Every week, I will be profiling an extraordinary human being who lives in our community. If you know someone who is doing something interesting with their life, I want to hear about it. Send me an email at firstname.lastname@example.org.
More than once, Tom Brown has saved someone from taking their own life.
He’s Huntsville/Lake of Bays Fire Department’s 62-year-old chaplain, a volunteer position he’s maintained for almost 15 years. He’s seen a lot of crazy stuff and helped a lot of people along the way. He also spent over 37 years in the public works department for the Township of Lake of Bays until he retired in 2013.
At first, Tom seemed a bit reluctant to talk about himself. (In my head I’m thinking, there’s this reoccurring theme with these selfless locals who don’t want to toot their own horn.) It’s the firefighters who are the extraordinary ones, he says.
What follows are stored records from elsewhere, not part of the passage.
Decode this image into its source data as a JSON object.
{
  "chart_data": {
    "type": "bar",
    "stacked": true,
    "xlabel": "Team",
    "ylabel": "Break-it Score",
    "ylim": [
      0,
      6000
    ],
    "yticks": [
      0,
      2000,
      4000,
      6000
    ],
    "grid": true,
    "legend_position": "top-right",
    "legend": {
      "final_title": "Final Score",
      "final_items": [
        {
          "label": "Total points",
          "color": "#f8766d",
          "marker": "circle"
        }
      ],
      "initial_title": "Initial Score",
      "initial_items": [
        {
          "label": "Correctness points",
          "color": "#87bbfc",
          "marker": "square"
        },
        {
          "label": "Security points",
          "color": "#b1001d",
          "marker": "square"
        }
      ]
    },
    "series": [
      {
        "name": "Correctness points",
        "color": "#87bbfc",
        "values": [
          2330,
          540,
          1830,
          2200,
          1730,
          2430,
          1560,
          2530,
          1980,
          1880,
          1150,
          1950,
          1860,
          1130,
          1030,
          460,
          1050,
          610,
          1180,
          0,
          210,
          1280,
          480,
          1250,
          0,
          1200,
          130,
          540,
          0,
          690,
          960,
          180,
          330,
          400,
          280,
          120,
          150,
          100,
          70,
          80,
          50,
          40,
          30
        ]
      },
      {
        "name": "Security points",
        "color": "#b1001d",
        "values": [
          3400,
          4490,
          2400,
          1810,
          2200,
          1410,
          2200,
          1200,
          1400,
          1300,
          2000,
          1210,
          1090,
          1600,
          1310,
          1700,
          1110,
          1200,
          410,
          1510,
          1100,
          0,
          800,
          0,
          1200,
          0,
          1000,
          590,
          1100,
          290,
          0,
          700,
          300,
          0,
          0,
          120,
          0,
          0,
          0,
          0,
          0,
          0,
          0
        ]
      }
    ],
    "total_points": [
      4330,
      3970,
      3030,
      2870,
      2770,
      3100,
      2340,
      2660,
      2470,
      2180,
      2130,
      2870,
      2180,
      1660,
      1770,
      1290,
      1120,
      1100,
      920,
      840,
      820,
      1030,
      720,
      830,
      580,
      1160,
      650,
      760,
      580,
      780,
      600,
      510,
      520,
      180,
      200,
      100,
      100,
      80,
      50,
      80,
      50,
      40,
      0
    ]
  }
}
Their job is ever-changing. His stays the same.
“That’s hard to answer,” he responds. I just asked him what he loves about what he does. “I guess helping people… knowing you can make a difference, or at least knowing you can have the opportunity to make a difference. There’s nothing to compare if you stop someone from committing suicide.”
As the fire department’s chaplain, Tom volunteers approximately 200 hours per year. He’s the listening ear to firefighters and their families who want to talk. He deals with critical incident stress management, mental health first aid, spiritual crisis and suicide intervention, family crisis management and marriage counselling. Tom wants to help people with the healing process. As a compassion fatigue therapist and trainer, Tom conducts personality testing as well.
When he started to receive training to become a chaplain, he took a course in New York City. The hands-on training couldn’t have been more useful, not to mention intense. He was at Ground Zero, the site of the 9/11 attacks in December 2001. He was there for two weeks. It was like two years of training condensed into a two-week time period. The flow of learning was constant and there was always someone who needed to talk.
“It made me more aware [as a person] and it was great training for real life for sure. My job was at a feeding station, which was right across the road from Ground Zero. It was a little place called the Hard Hat Café. I helped feed people for eight hours a day. I’d talk to firefighters and other chaplains. The morgue was right behind there. Everyone would come for coffee and I’d talk to firefighters in the hole who were down digging in there. You never stopped. You’d always wear your badge. You were never off duty.”
His visit to the grounds of 9/11 left a lasting mark. It took Tom over two years to recover.
The smell of death is something you never forget. You can always smell it. You have to get those images out of your mind and you can’t talk about it for a while.
“You need to ‘get better,’ I call it, psychologically. I did presentations about it [his 9/11 experience]. I was fine with that. But I couldn’t go through details.”
(Clockwise from upper left) Ground Zero looked like this when Tom visited New York as part of his training to become a chaplain (photo supplied by Tom Brown); Tom wears his special pins he received after training to become a chaplain during 9/11; He’s got an important job and wears a beautiful gold pin with pride; Tom with a gentleman from New York who assisted in getting people acquainted with the big city during their stay (photo supplied by Tom Brown)
Tom recalls a memory of his fateful visit to the 9/11 grounds. A “great big guy” approached him. He looked upset and then he started crying on Tom’s shoulder. You never forget that kind of stuff, says Tom. It gets deeply embedded in your memory bank.
I ask Tom if he’s comfortable continuing with our interview because, really, the last thing I want to do is make him rehash on things he’s been trying not to think about.
“It’s starting to bring back memories… but I’ll be okay.”
It was five years of part-time studies before he officially became a chaplain. It was very intense, he says, and he often wondered if he would, in fact, make it. But it’s what he wanted to do when he retired. He’s always had a connection with God, and it fit in with his life. He’s always had a desire to help people.
I let Tom know that I’m an emotional person. If I hit a squirrel on the road in my car, I’m a mess. I admit I’m a bit unstable like that. Surely it takes an emotionally stable individual to take on the job as a chaplain is what I’m getting at.
“I would say you need to be able to shut your emotions off to a degree. You have to know people. You need to help people out to get them on track. And the older I get, it takes me more time to recover. One of the ways of describing it, if somebody is suicidal, and in a dark place and you’re edging out to rescue them, it’s important to have a rope to pull yourself out.”
He speaks highly of the “extraordinary brothers and sisters” he works with and he feels honoured that he’s part of the team. It’s a real feeling of family.
Hanging on the wall inside Huntsville’s fire station is Psalm 91:1, which makes the significant 9/11 reference. It reads, “He who dwells in the shelter of the most high will rest in the shadow of the almighty.” It’s something for the firefighters to reflect on. It offers a bit of protection.
Tom has no plans of slowing down anytime soon. He’s got an important job that he truly loves.
“God’s given me a gift and I just can’t ignore it.”